Towards Machine Learning-based Quantitative Hyperspectral Image Guidance for Brain Tumor Resection
This work addresses the challenge of improving surgical outcomes for brain tumor patients by enabling more precise intraoperative classification, though it is incremental as it builds on prior characterization of fluorophores.
The study tackled the problem of distinguishing tumor cells during brain tumor resection by using hyperspectral imaging and machine learning to classify tumor types, grades, margins, and mutations based on five fluorophore spectra, achieving test accuracies ranging from 84% to 96% across different tasks.

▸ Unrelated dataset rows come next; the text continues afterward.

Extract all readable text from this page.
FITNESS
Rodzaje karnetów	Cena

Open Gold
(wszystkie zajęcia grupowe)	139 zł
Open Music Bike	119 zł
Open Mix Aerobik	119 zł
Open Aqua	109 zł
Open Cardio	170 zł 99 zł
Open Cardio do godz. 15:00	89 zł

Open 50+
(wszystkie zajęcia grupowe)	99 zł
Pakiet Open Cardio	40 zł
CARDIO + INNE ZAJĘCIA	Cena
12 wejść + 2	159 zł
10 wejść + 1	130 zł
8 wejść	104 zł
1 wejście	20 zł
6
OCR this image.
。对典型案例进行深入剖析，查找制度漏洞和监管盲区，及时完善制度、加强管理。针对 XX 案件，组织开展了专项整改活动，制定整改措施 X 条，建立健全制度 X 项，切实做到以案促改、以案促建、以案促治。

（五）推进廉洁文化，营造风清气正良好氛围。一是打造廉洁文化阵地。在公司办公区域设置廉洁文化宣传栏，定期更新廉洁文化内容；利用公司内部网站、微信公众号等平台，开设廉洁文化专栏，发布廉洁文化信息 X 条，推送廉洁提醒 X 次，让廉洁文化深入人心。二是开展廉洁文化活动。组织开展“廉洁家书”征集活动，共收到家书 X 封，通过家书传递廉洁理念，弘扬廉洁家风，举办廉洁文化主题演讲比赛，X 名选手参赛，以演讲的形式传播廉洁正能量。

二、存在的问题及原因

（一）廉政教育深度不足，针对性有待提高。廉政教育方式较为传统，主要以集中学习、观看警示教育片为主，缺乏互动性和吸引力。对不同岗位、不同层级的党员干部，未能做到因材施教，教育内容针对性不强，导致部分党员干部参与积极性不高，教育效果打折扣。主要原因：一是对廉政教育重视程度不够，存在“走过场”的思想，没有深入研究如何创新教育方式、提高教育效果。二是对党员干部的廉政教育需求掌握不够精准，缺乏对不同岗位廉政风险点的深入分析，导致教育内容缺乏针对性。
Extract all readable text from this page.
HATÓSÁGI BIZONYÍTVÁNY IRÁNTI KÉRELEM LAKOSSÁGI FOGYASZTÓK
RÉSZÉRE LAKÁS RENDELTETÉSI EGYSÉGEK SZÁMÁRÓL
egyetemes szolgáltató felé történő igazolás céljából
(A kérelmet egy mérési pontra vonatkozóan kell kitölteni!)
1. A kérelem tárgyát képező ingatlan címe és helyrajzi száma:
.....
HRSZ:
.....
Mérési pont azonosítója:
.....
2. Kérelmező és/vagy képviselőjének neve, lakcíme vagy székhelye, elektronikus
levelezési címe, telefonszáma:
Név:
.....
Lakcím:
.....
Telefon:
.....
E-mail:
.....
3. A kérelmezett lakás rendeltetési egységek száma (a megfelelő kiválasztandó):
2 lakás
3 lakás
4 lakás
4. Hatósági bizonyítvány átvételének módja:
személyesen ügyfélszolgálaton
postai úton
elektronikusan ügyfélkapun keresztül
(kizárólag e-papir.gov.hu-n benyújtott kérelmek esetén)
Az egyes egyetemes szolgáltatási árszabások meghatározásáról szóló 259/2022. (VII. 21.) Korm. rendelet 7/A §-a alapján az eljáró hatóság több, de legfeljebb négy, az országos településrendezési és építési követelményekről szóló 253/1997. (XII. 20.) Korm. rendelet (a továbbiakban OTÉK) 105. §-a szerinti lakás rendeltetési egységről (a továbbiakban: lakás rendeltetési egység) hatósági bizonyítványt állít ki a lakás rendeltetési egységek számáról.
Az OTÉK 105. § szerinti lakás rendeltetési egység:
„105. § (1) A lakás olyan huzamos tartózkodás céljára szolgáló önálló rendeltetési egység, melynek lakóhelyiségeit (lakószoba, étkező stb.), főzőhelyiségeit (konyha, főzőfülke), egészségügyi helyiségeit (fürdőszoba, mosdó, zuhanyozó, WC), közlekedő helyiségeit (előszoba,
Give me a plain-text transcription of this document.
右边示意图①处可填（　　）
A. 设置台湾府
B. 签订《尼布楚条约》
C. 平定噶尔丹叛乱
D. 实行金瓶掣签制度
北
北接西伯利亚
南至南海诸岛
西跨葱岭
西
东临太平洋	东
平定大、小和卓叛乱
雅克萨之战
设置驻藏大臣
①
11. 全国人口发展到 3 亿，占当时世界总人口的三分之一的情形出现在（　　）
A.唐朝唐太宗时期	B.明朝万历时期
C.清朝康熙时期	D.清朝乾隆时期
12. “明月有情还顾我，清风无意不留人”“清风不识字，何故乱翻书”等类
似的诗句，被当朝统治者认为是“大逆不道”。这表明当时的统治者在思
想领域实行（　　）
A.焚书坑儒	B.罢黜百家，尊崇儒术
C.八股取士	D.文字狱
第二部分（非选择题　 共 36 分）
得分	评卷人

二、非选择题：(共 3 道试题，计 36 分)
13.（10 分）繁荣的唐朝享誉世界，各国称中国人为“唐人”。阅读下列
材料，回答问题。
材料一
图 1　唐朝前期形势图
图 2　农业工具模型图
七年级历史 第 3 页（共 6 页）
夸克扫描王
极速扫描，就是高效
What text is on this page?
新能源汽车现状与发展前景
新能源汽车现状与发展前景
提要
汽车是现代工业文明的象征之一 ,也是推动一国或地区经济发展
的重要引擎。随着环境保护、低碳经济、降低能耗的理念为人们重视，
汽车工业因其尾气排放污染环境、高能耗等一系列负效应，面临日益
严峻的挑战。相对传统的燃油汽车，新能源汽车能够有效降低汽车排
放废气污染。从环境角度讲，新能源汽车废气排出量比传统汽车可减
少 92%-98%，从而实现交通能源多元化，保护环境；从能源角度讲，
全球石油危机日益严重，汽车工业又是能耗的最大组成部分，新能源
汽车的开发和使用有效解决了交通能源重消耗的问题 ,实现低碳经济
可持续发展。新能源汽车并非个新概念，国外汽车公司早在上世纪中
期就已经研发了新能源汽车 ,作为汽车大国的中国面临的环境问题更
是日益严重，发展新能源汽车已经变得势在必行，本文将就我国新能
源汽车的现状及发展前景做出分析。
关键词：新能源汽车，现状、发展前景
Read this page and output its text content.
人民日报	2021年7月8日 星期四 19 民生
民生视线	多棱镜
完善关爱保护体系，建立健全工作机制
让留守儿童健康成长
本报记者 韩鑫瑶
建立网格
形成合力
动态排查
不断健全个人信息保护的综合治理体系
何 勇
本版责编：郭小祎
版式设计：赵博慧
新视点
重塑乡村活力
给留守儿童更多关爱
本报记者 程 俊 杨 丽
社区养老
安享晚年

Complete resection of malignant gliomas is hampered by the difficulty in distinguishing tumor cells at the infiltration zone. Fluorescence guidance with 5-ALA assists in reaching this goal. Using hyperspectral imaging, previous work characterized five fluorophores' emission spectra in most human brain tumors. In this paper, the effectiveness of these five spectra was explored for different tumor and tissue classification tasks in 184 patients (891 hyperspectral measurements) harboring low- (n=30) and high-grade gliomas (n=115), non-glial primary brain tumors (n=19), radiation necrosis (n=2), miscellaneous (n=10) and metastases (n=8). Four machine learning models were trained to classify tumor type, grade, glioma margins and IDH mutation. Using random forests and multi-layer perceptrons, the classifiers achieved average test accuracies of 84-87%, 96%, 86%, and 93% respectively. All five fluorophore abundances varied between tumor margin types and tumor grades (p < 0.01). For tissue type, at least four of the five fluorophore abundances were found to be significantly different (p < 0.01) between all classes. These results demonstrate the fluorophores' differing abundances in different tissue classes, as well as the value of the five fluorophores as potential optical biomarkers, opening new opportunities for intraoperative classification systems in fluorescence-guided neurosurgery.